Ten power utilities for software engineers: format and validate JSON, encode/decode Base64 and URLs, decode JWTs, generate cryptographic hashes and UUIDs, test regular expressions, and minify HTML and CSS — all running securely in your browser.
10 Tools Available
Format, beautify, and syntax-highlight JSON data.
Validate JSON and get precise syntax error locations.
Encode text or files to Base64, and decode back.
Percent-encode URLs and decode them back to plain text.
Decode and inspect JWT header, payload, and expiry.
Generate MD5, SHA-1, SHA-256, and SHA-512 hashes.
Generate UUID v4 in bulk with format options.
Test regex patterns with live match highlighting.
Minify HTML and reduce file size with one click.
Minify and compress CSS for faster page loads.
Guide
Every developer accumulates a personal toolkit of small utilities they reach for constantly — formatting JSON, decoding a Base64 string, generating a quick UUID. PixelTools's Developer Tools category gathers the most frequently needed of these utilities into one place, so you don't have to keep a dozen browser bookmarks scattered across half-trustworthy sites.
These tools are built for the moments in between writing actual code: debugging a malformed API response, preparing data for a commit, or double-checking a regular expression before it ships. Every tool runs client-side, so snippets of code, API keys in transit, or sensitive payloads never leave your browser.
Most of these utilities replace a small, ad-heavy site that used to be the only option for a specific micro-task — decoding one Base64 string, formatting one JSON blob. Having them together in a single, consistent interface means less time hunting for a trustworthy tool and more time on the actual problem.
Few things are more frustrating than staring at a wall of minified JSON trying to find a missing comma. The JSON Formatter instantly beautifies compressed or poorly formatted JSON with proper indentation and syntax highlighting, and flags syntax errors so you can spot the problem immediately rather than scanning line by line. It's equally useful in reverse — minifying readable JSON down to a compact, production-ready string. What used to mean pasting suspicious data into an unfamiliar site, or writing a one-line script just to pretty-print it, now takes a single paste into a tool built for exactly that job.
Encoding and decoding come up constantly when working across systems. The Base64 Encoder/Decoder handles text and file encoding for embedding assets in HTML or CSS, or decoding API tokens and payloads back to readable form.
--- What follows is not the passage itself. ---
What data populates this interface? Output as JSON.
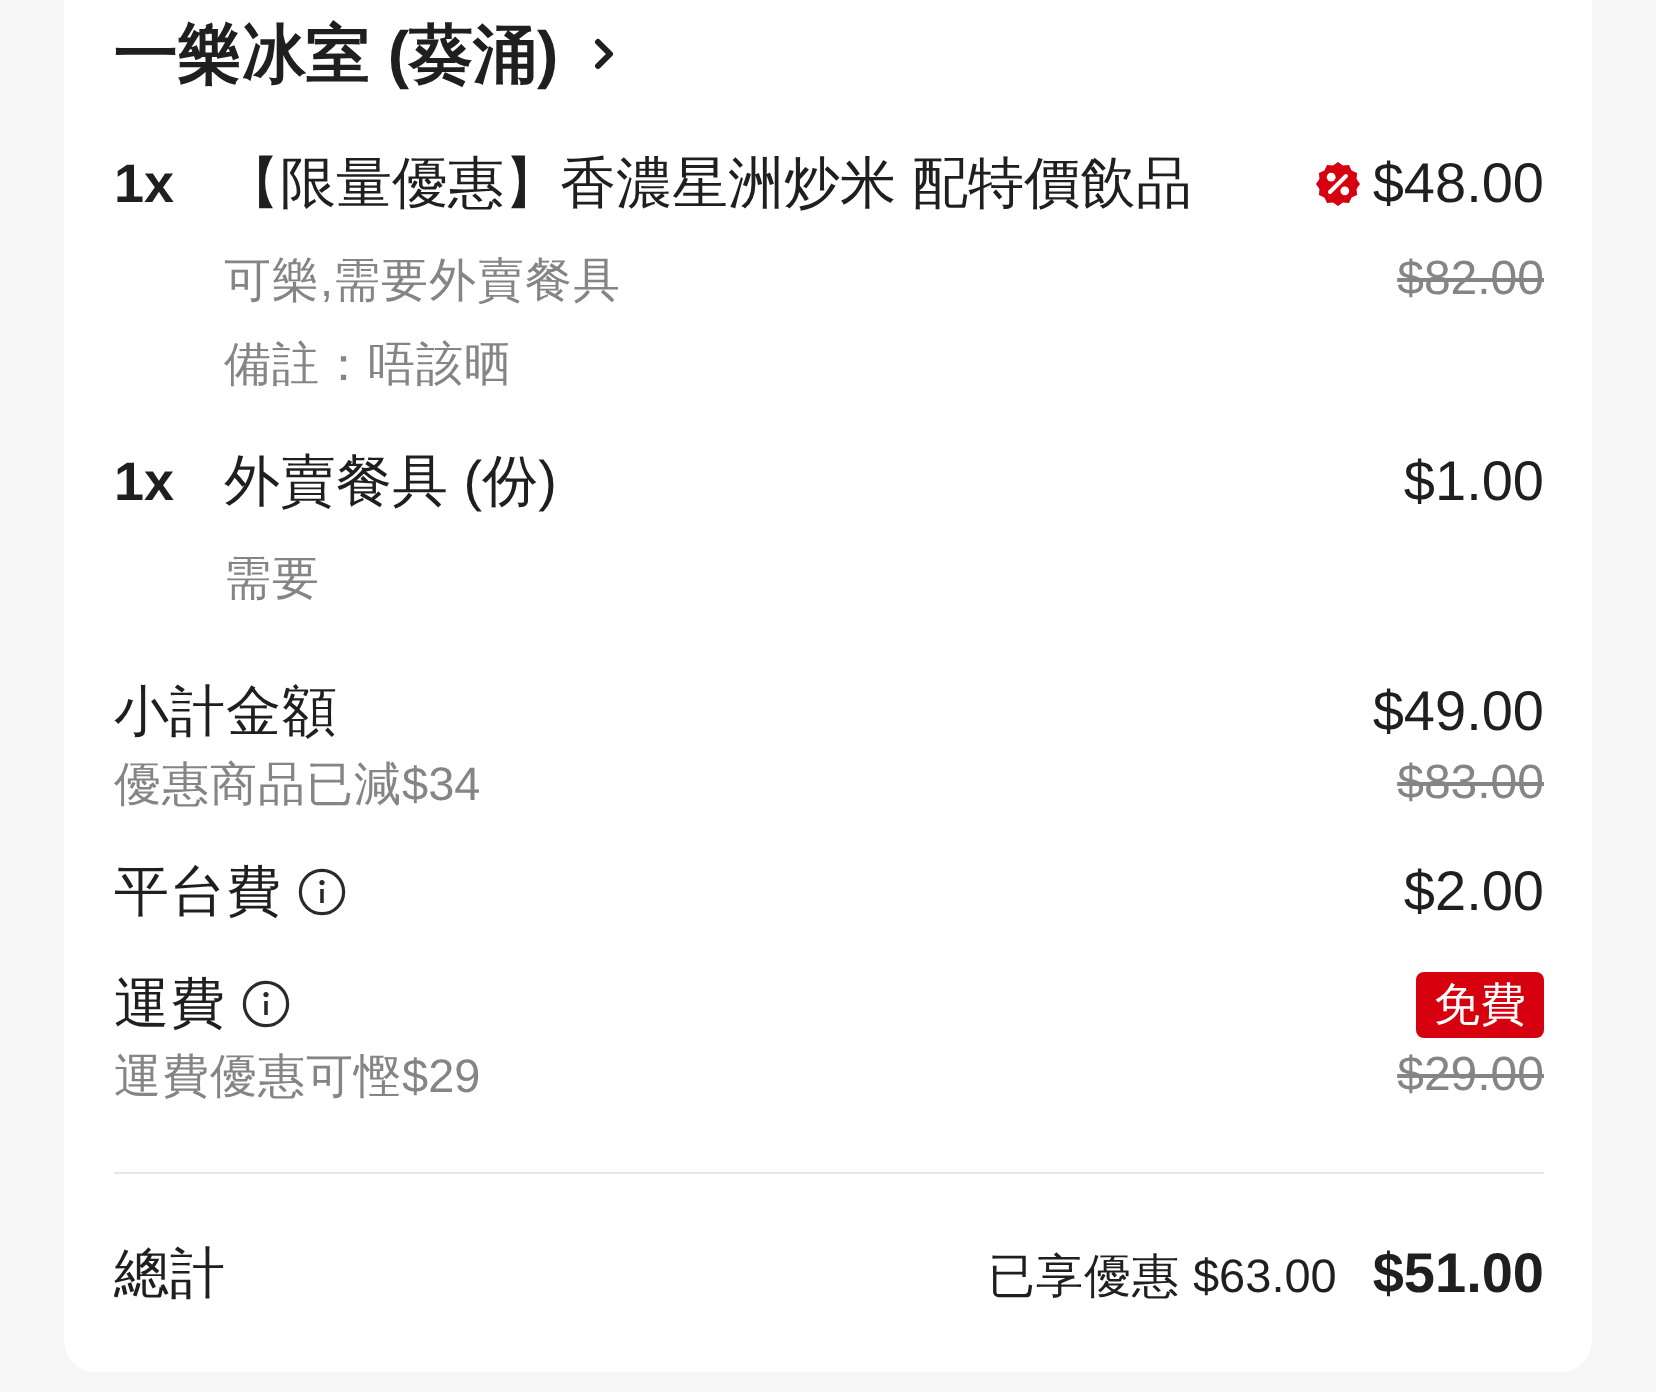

The URL Encoder/Decoder properly escapes special characters for safe use in query strings and reverses the process instantly — both are the kind of two-second lookup that used to mean a trip to an unfamiliar site with no clear privacy policy.
Shipping fast websites means trimming unnecessary bytes wherever possible. The CSS Minifier strips whitespace, comments, and redundant characters from stylesheets, reducing file size and improving load performance — particularly useful for static sites or quick prototypes that don't run through a full build pipeline. For projects that need unique identifiers, the UUID Generator produces RFC 4122-compliant UUIDs in v1 or v4 format, either one at a time for a quick test or in bulk batches for seeding test databases.
Both tools solve the same underlying problem in different ways: a task that's trivial in principle but tedious enough in practice that it's worth having a dedicated, always-available tool rather than writing a throwaway script or digging up an old snippet every time it comes up.
Regular expressions are powerful but notoriously easy to get subtly wrong. The RegEx Tester lets you write a pattern and test it against live sample text, with matches highlighted instantly so you can catch edge cases — an unexpected empty string, a greedy quantifier matching too much — before deploying validation logic to production.
Together, this collection is designed to shorten the loop between "I need to check something quickly" and actually having the answer — without spinning up a local script or trusting an unfamiliar third-party tool with your data.
Spinning up a local script for a one-off task — decoding a single Base64 string, checking one regex pattern — is often more overhead than the task deserves. Browser-based tools fill that gap: no terminal, no dependency installs, no context-switching away from whatever you're already working on. Because everything runs client-side, there's also no risk of a snippet of proprietary code or a partial API response sitting in some third-party server's logs.
Many of these tools also work well together in sequence. Debugging a webhook payload, for instance, often means decoding a Base64-encoded body, formatting the resulting JSON, and double-checking a regex used to validate one of its fields — three tools, one tab, no copy-pasting between unrelated websites with inconsistent interfaces.
None of these utilities aim to replace a proper IDE or build pipeline — they're built for the smaller, faster moments around that work: the quick sanity check before a commit, the one-off conversion while reviewing a pull request, or the regex you want to confirm before it ships inside a validation function. Keeping them fast, free, and free of unnecessary configuration is what makes them worth reaching for instead of writing a throwaway script each time.